The Battle of Wadgaon was fought in Vadgaon Maval village in Maharashtra between the Maratha Empire and the British East India Company in January 1779. It was part of the First Anglo-Maratha War.
Battle of Wadgaon - The Beginning
Since 1661, the port of Bombay (Mumbai) has been under British control. With the emergence of the Maratha Empire in the second half of the 18th century, the British were compelled to protect the port and seize control of the supply lines leading to it from Bassein (now known as Vasai) to the north and Pune to the east, both of which were part of the Maratha Empire.
In addition, the Marathas had begun talks with the French, which alarmed the British.
With this in mind, the British signed the Treaty of Surat with Raghunathrao (a contender to the Peshwa throne) on 6 March 1775. According to the treaty, Raghunathrao would be positioned as Peshwa in exchange for granting the British Salsette and Bassein Fort.
Battle of Wadgaon - The Warfare
- The East India Company's military at Bombay numbered around 3,900 troops (600 Europeans, the rest Asian), with tens of thousands of servants and specialists.

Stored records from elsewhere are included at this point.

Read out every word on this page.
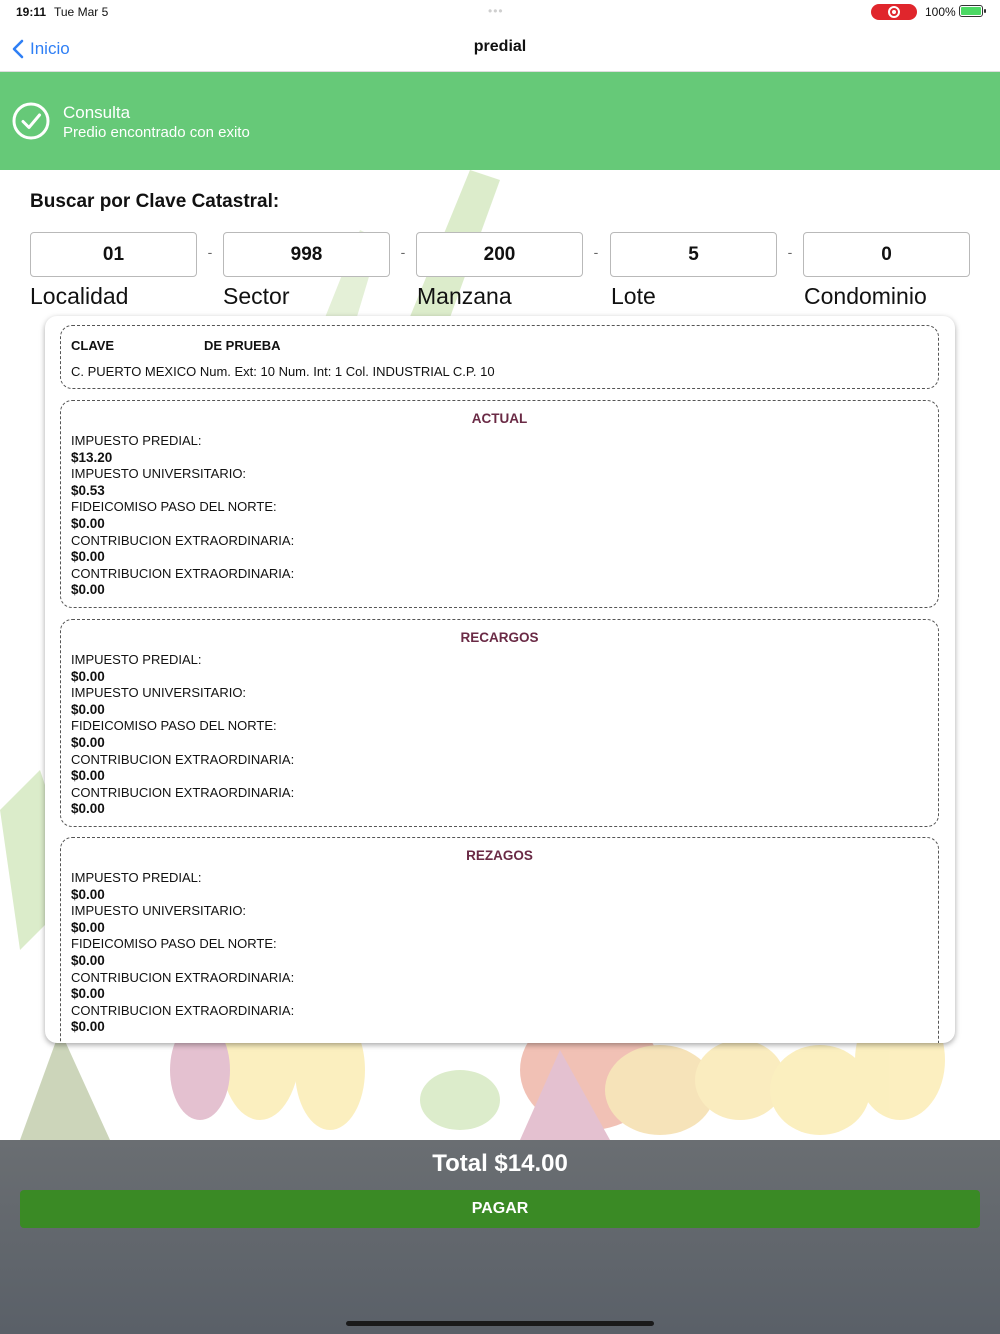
19:11 Tue Mar 5	•••	100%
Inicio	predial
Consulta
Predio encontrado con exito
Buscar por Clave Catastral:
01	-	998	-	200	-	5	-	0
Localidad	Sector	Manzana	Lote	Condominio
CLAVE	DE PRUEBA
C. PUERTO MEXICO Num. Ext: 10 Num. Int: 1 Col. INDUSTRIAL C.P. 10
ACTUAL
IMPUESTO PREDIAL:
$13.20
IMPUESTO UNIVERSITARIO:
$0.53
FIDEICOMISO PASO DEL NORTE:
$0.00
CONTRIBUCION EXTRAORDINARIA:
$0.00
CONTRIBUCION EXTRAORDINARIA:
$0.00
RECARGOS
IMPUESTO PREDIAL:
$0.00
IMPUESTO UNIVERSITARIO:
$0.00
FIDEICOMISO PASO DEL NORTE:
$0.00
CONTRIBUCION EXTRAORDINARIA:
$0.00
CONTRIBUCION EXTRAORDINARIA:
$0.00
REZAGOS
IMPUESTO PREDIAL:
$0.00
IMPUESTO UNIVERSITARIO:
$0.00
FIDEICOMISO PASO DEL NORTE:
$0.00
CONTRIBUCION EXTRAORDINARIA:
$0.00
CONTRIBUCION EXTRAORDINARIA:
$0.00
Total $14.00
PAGAR
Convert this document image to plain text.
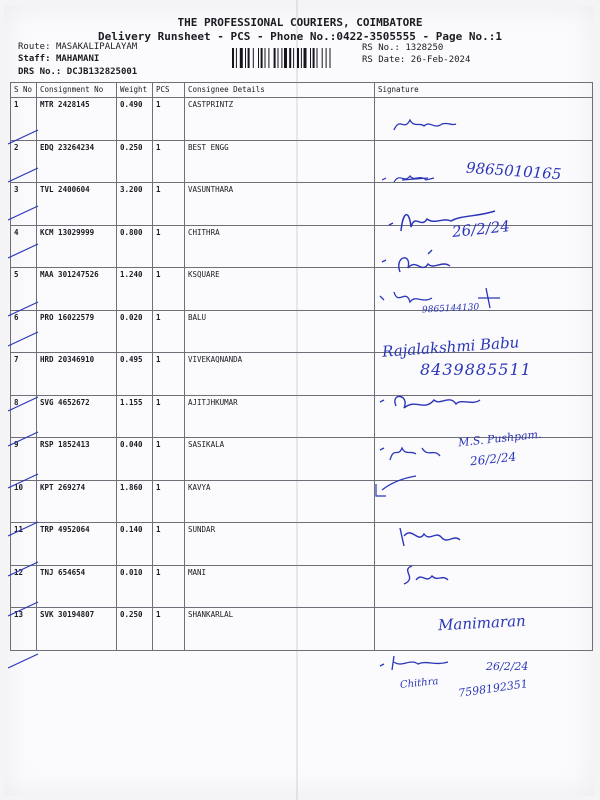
THE PROFESSIONAL COURIERS, COIMBATORE
Delivery Runsheet - PCS - Phone No.:0422-3505555 - Page No.:1
Route: MASAKALIPALAYAM
Staff: MAHAMANI
DRS No.: DCJB132825001
RS No.: 1328250
RS Date: 26-Feb-2024
S No	Consignment No	Weight	PCS	Consignee Details	Signature
1	MTR 2428145	0.490	1	CASTPRINTZ	
2	EDQ 23264234	0.250	1	BEST ENGG	
3	TVL 2400604	3.200	1	VASUNTHARA	
4	KCM 13029999	0.800	1	CHITHRA	
5	MAA 301247526	1.240	1	KSQUARE	
6	PRO 16022579	0.020	1	BALU	
7	HRD 20346910	0.495	1	VIVEKAQNANDA	
8	SVG 4652672	1.155	1	AJITJHKUMAR	
9	RSP 1852413	0.040	1	SASIKALA	
10	KPT 269274	1.860	1	KAVYA	
11	TRP 4952064	0.140	1	SUNDAR	
12	TNJ 654654	0.010	1	MANI	
13	SVK 30194807	0.250	1	SHANKARLAL	
9865010165
26/2/24
9865144130
Rajalakshmi Babu
8439885511
M.S. Pushpam.
26/2/24
Manimaran
26/2/24
Chithra 7598192351
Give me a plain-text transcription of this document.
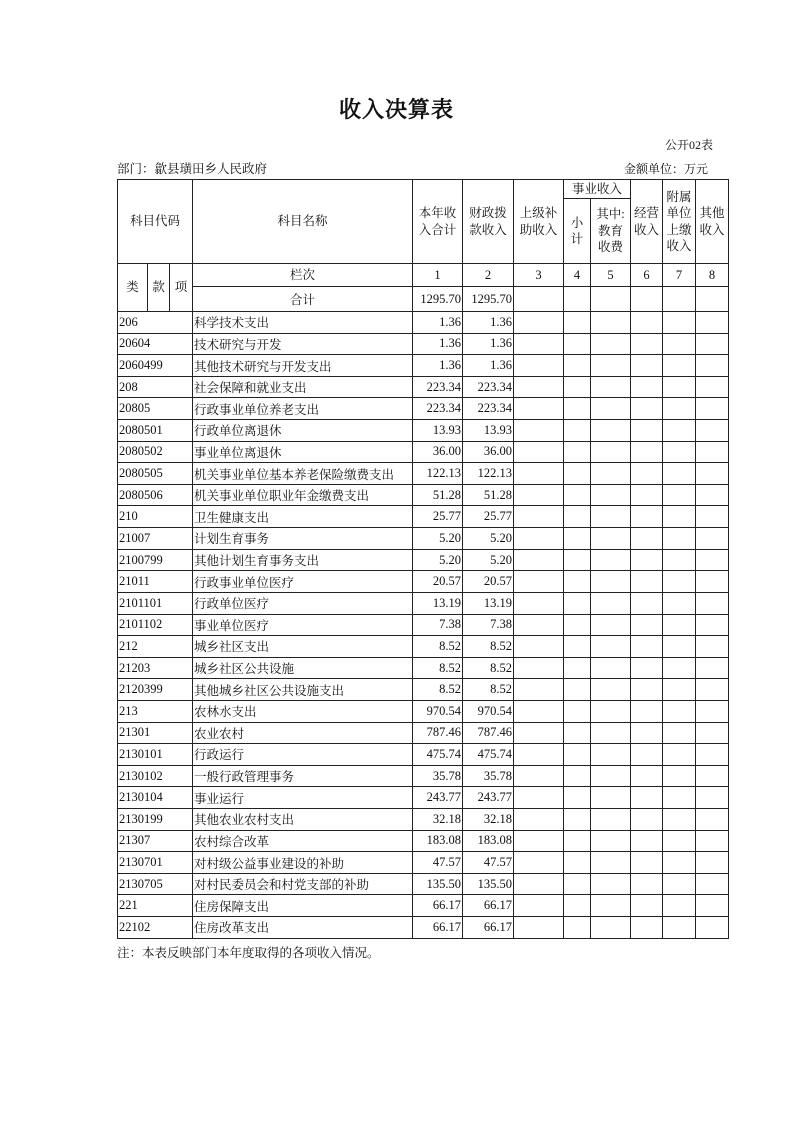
收入决算表
公开02表
部门：歙县璜田乡人民政府	金额单位：万元
科目代码			科目名称	本年收入合计	财政拨款收入	上级补助收入	事业收入		经营收入	附属单位上缴收入	其他收入
							小计	其中:教育收费			
类	款	项	栏次	1	2	3	4	5	6	7	8
			合计	1295.70	1295.70						
206			科学技术支出	1.36	1.36						
20604			技术研究与开发	1.36	1.36						
2060499			其他技术研究与开发支出	1.36	1.36						
208			社会保障和就业支出	223.34	223.34						
20805			行政事业单位养老支出	223.34	223.34						
2080501			行政单位离退休	13.93	13.93						
2080502			事业单位离退休	36.00	36.00						
2080505			机关事业单位基本养老保险缴费支出	122.13	122.13						
2080506			机关事业单位职业年金缴费支出	51.28	51.28						
210			卫生健康支出	25.77	25.77						
21007			计划生育事务	5.20	5.20						
2100799			其他计划生育事务支出	5.20	5.20						
21011			行政事业单位医疗	20.57	20.57						
2101101			行政单位医疗	13.19	13.19						
2101102			事业单位医疗	7.38	7.38						
212			城乡社区支出	8.52	8.52						
21203			城乡社区公共设施	8.52	8.52						
2120399			其他城乡社区公共设施支出	8.52	8.52						
213			农林水支出	970.54	970.54						
21301			农业农村	787.46	787.46						
2130101			行政运行	475.74	475.74						
2130102			一般行政管理事务	35.78	35.78						
2130104			事业运行	243.77	243.77						
2130199			其他农业农村支出	32.18	32.18						
21307			农村综合改革	183.08	183.08						
2130701			对村级公益事业建设的补助	47.57	47.57						
2130705			对村民委员会和村党支部的补助	135.50	135.50						
221			住房保障支出	66.17	66.17						
22102			住房改革支出	66.17	66.17						
注：本表反映部门本年度取得的各项收入情况。
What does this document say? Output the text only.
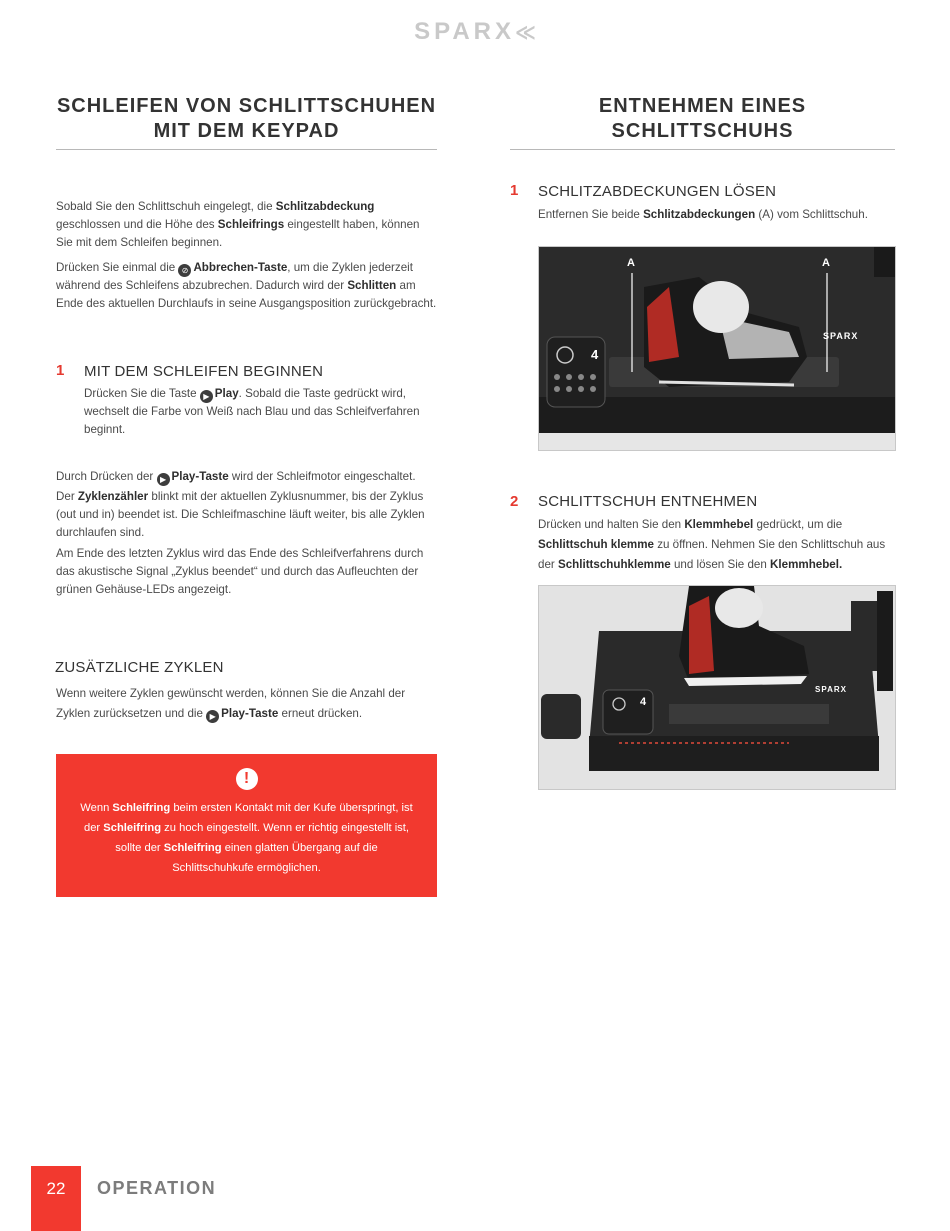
SPARX≪

SCHLEIFEN VON SCHLITTSCHUHEN

MIT DEM KEYPAD

Sobald Sie den Schlittschuh eingelegt, die Schlitzabdeckung geschlossen und die Höhe des Schleifrings eingestellt haben, können Sie mit dem Schleifen beginnen.

Drücken Sie einmal die ⊘ Abbrechen-Taste, um die Zyklen jederzeit während des Schleifens abzubrechen. Dadurch wird der Schlitten am Ende des aktuellen Durchlaufs in seine Ausgangsposition zurückgebracht.

1 MIT DEM SCHLEIFEN BEGINNEN

Drücken Sie die Taste ▶ Play. Sobald die Taste gedrückt wird, wechselt die Farbe von Weiß nach Blau und das Schleifverfahren beginnt.

Durch Drücken der ▶ Play-Taste wird der Schleifmotor eingeschaltet.

Der Zyklenzähler blinkt mit der aktuellen Zyklusnummer, bis der Zyklus (out und in) beendet ist. Die Schleifmaschine läuft weiter, bis alle Zyklen durchlaufen sind.

Am Ende des letzten Zyklus wird das Ende des Schleifverfahrens durch das akustische Signal „Zyklus beendet“ und durch das Aufleuchten der grünen Gehäuse-LEDs angezeigt.

ZUSÄTZLICHE ZYKLEN

Wenn weitere Zyklen gewünscht werden, können Sie die Anzahl der Zyklen zurücksetzen und die ▶ Play-Taste erneut drücken.

!
Wenn Schleifring beim ersten Kontakt mit der Kufe überspringt, ist der Schleifring zu hoch eingestellt. Wenn er richtig eingestellt ist, sollte der Schleifring einen glatten Übergang auf die Schlittschuhkufe ermöglichen.

ENTNEHMEN EINES

SCHLITTSCHUHS

1 SCHLITZABDECKUNGEN LÖSEN

Entfernen Sie beide Schlitzabdeckungen (A) vom Schlittschuh.

A	A
4
SPARX
2 SCHLITTSCHUH ENTNEHMEN

Drücken und halten Sie den Klemmhebel gedrückt, um die Schlittschuh klemme zu öffnen. Nehmen Sie den Schlittschuh aus der Schlittschuhklemme und lösen Sie den Klemmhebel.

4
SPARX
22	OPERATION
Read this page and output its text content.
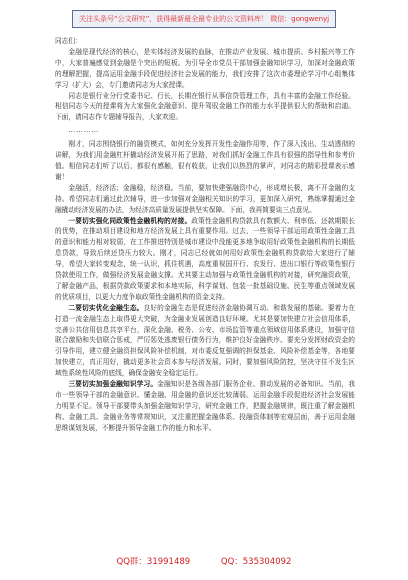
关注头条号“公文研究”，获得最新最全最专业的公文资料库！ 微信：gongwenyj

同志们：

金融是现代经济的核心，是实体经济发展的血脉，在推动产业发展、城市提质、乡村振兴等工作中，大家普遍感觉到金融是个突出的短板。为引导全市党员干部加强金融知识学习，加深对金融政策的理解把握，提高运用金融手段促进经济社会发展的能力，我们安排了这次市委理论学习中心组集体学习（扩大）会，专门邀请同志为大家授课。

同志是银行业分行党委书记、行长，长期在银行从事信贷管理工作，具有丰富的金融工作经验。相信同志今天的授课将为大家强化金融意识、提升驾驭金融工作的能力水平提供很大的帮助和启迪。下面，请同志作专题辅导报告，大家欢迎。

…………

刚才，同志围绕银行的融资模式，如何充分发挥开发性金融作用等，作了深入浅出、生动透彻的讲解，为我们用金融杠杆撬动经济发展开拓了思路，对我们抓好金融工作具有很强的指导性和参考价值。相信同志们听了以后，都很有感触，很有收获，让我们以热烈的掌声，对同志的精彩授课表示感谢！

金融活，经济活；金融稳，经济稳。当前，要加快建强融资中心，形成增长极，离不开金融的支持。希望同志们通过此次辅导，进一步加强对金融相关知识的学习，更加深入研究，熟练掌握通过金融撬动经济发展的办法，为经济高质量发展提供坚实保障。下面，我再简要谈三点意见。

一要切实强化同政策性金融机构的对接。政策性金融机构贷款具有数额大、利率低、还款期限长的优势，在推动项目建设和地方经济发展上具有重要作用。过去，一些领导干部运用政策性金融工具的意识和能力相对较弱，在工作推进特别是城市建设中没能更多地争取用好政策性金融机构的长期低息贷款，导致后续还贷压力较大。刚才，同志已经就如何用好政策性金融机构贷款给大家进行了辅导，希望大家转变观念，统一认识，抓住机遇，高度重视国开行、农发行、进出口银行等政策性银行贷款使用工作，做强经济发展金融支撑。尤其要主动加强与政策性金融机构的对接，研究融资政策，了解金融产品，根据贷款政策要求和本地实际，科学谋划、包装一批基础设施、民生等重点领域发展的优质项目，以更大力度争取政策性金融机构的资金支持。

二要切实优化金融生态。良好的金融生态是促进经济金融协调互动、和谐发展的基础。要着力在打造一流金融生态上取得更大突破，为金融业发展创造良好环境。尤其是要加快建立社会信用体系，完善公共信用信息共享平台，深化金融、税务、公安、市场监管等重点领域信用体系建设，加强守信联合激励和失信联合惩戒，严厉惩处逃废银行债务行为，维护良好金融秩序。要充分发挥财政资金的引导作用，建立健全融资担保风险补偿机制，对市委反复强调的担保基金、风险补偿基金等，各地要加快建立，真正用好，撬动更多社会资本参与经济发展。同时，要加强风险防控，坚决守住不发生区域性系统性风险的底线，确保金融安全稳定运行。

三要切实加强金融知识学习。金融知识是各级各部门服务企业、推动发展的必备知识。当前，我市一些领导干部的金融意识、懂金融、用金融的意识还比较薄弱。运用金融手段促进经济社会发展能力明显不足。领导干部要带头加强金融知识学习，研究金融工作，把握金融规律，既注重了解金融机构、金融工具、金融业务等常规知识，又注重把握金融体系、投融资体制等宏观层面，善于运用金融思维谋划发展，不断提升领导金融工作的能力和水平。

QQ群：31991489	QQ：535304092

Raghunath Rao's army joined them on the road, adding many thousand additional men and artillery.
- Tukojirao Holkar and General Mahadji Shinde led the Maratha army, which numbered in the tens of thousands and was commanded by Tukojirao Holkar and General Mahadji Shinde.
- From all sides, the Maratha cavalry attacked the enemy.
- The Marathas also used a scorched-earth policy, which included destroying communities, depleting food supplies, burning fields, and poisoning wells.
- In the middle of the night, the British began to evacuate from Talegaon.
- However, the Marathas attacked, forcing the British to stop in Wadgaon (now Vadgaon or Vadgaon Maval), where they were encircled on January 12, 1779.
- The British were ready to discuss capitulation conditions by the end of the next day.
Battle of Wadgaon - The End
The Battle of Wadgaon resulted in the victory for the Marathas. As a result, the 'Treaty of Wadgaon' was signed and according to that, the British East India Company were to withdraw from India and relocate to Bombay, all areas captured by the Bombay office be surrendered, and deal to split earnings from Broach's district (Bharuch).
The Marathas allowed the British to return to Bombay in a show of gallantry. This proved to be a strategic blunder that had far-reaching consequences not just for the Maratha Empire, but also for India's history.
The Treaty of Wadgaon did not sustain long, since the British Governor-General of Bengal, Warren Hastings, rejected it because Bombay authorities had little legal authority to sign it and ordered that British interests in the area be preserved.
The British were conquered at the Battle of Wadgaon on 13th January 1779. The 'Treaty of Wadgaon' was signed on 16th January. The Bombay government was to renounce all lands obtained by the East India Company's Bombay office since 1773, and a share of earnings from the Broach area (Bharuch), and halt a British army heading to Pune from Bengal.
Warren Hastings, however, declared the 'Treaty of Wadgaon’ invalid, claiming that the Presidency of Bombay had no legal authority to execute such a treaty. Even after the Battle of Wadgaon, the Britishers continued to battle the Marathas until the Treaty of Salbai happened in May 1782.
FAQs on Battle of Wadgaon
Q.1. When was the Battle of Wadgaon fought?
The Battle of Wadgaon was fought on 12–13 January 1779.
Q.2. Where was the Battle of Wadgaon fought?
The Battle of Wadgaon was fought in Vadgaon Maval village in Maharashtra.
Q.3. Between whom was the Battle of Wadgaon fought?
The Battle of Wadgaon was fought between Maratha Empire and the British East India Company
Q.4. Who won the Battle of Wadgaon?
The Maratha Empire won the Battle of Wadgaon.